May 2007 - Andy Coulson becomes the Conservative Party's director of communications under leader David Cameron.

June 2009 - Rebekah Wade becomes chief executive of News International. Wade marries Charlie Brooks and becomes Rebekah Brooks.

July 2009 - The Guardian says News of the World reporters, with the knowledge of senior staff, illegally accessed messages from the mobile phones of celebrities and politicians while Coulson was editor.

September 2009 - Les Hinton, chief executive of Dow Jones and former executive chairman of Murdoch's newspaper arm in Britain, tells a committee of legislators any problems with phone hacking was limited to one already well-publicised case. He says they carried out a wide review and found no new evidence.

February 2010 - The House of Commons Culture, Media and Sports Committee says in a report it is "inconceivable" that managers at the paper did not know about the practice, which the legislators say was more widespread than the paper had admitted.

September 2010 - MPs ask parliament's standards watchdog to begin a new investigation into the hacking allegations at the Sunday tabloid and its former editor Andy Coulson. Pressure for a new investigation grew after the New York Times suggested News of the World reporters "routinely" sought to hack phones.

January 2011 - British police open a new investigation into allegations of phone hacking at the tabloid. Police had said in July 2009 there was no need for a probe into the hacking claims. The News of the World announces it has sacked senior editor Ian Edmondson after an internal inquiry.

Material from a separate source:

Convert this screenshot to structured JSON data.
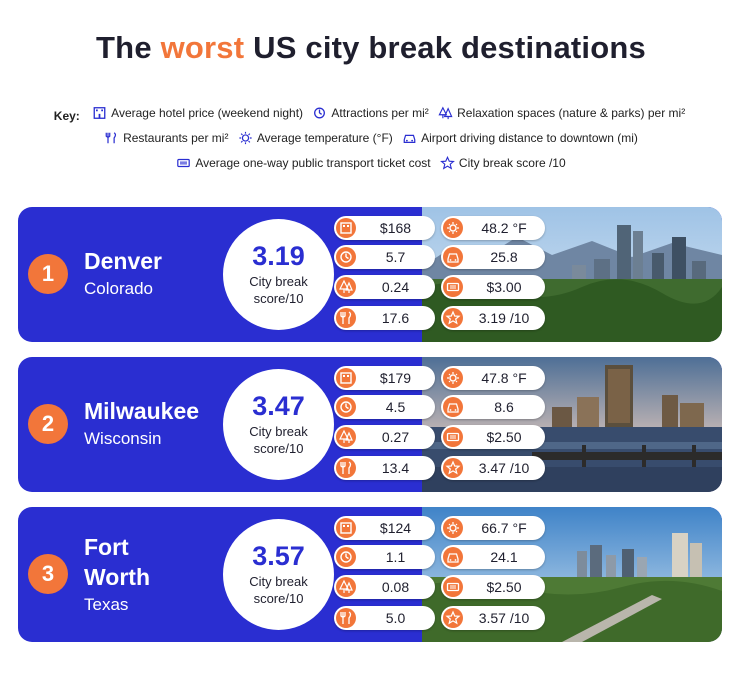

Coulson resigns as David Cameron's communications chief.

April 2011 - Edmondson and News of the World chief reporter Neville Thurlbeck are arrested on suspicion of conspiring to intercept mobile phone messages. They are released on bail. The News of the World admits its role in the phone hacking.

June 2011 - Levi Bellfield is found guilty of murdering schoolgirl Milly Dowler.

July 2011 - A lawyer for Milly Dowler's family, says he learned from police that the schoolgirl's voicemail messages had been hacked while police were searching for her. Police later say that they have also been in touch with the parents affected by the 2002 murders in the town of Soham, where two 10-year-old girls were seized and killed by a school caretaker.

July 5th - News International says that new information has been given to police. The BBC says it related to emails appearing to show payments were made to police for information and were authorised by Coulson. The list of those possibly targeted includes victims of the London suicide bombings of 2005, and the parents of Madeleine McCann, who disappeared in Portugal in 2007.

July 6th - David Cameron says he is "revolted" by allegations that investigators from the paper eavesdropped on the voicemail of victims of crimes and says he will order an inquiry. Rupert Murdoch appoints News Corp executive Joel Klein to oversee an investigation into the hacking allegations. New claims reported by the Daily Telegraph say that the Sunday tabloid hacked into the phones of relatives of British soldiers killed in Iraq and Afghanistan.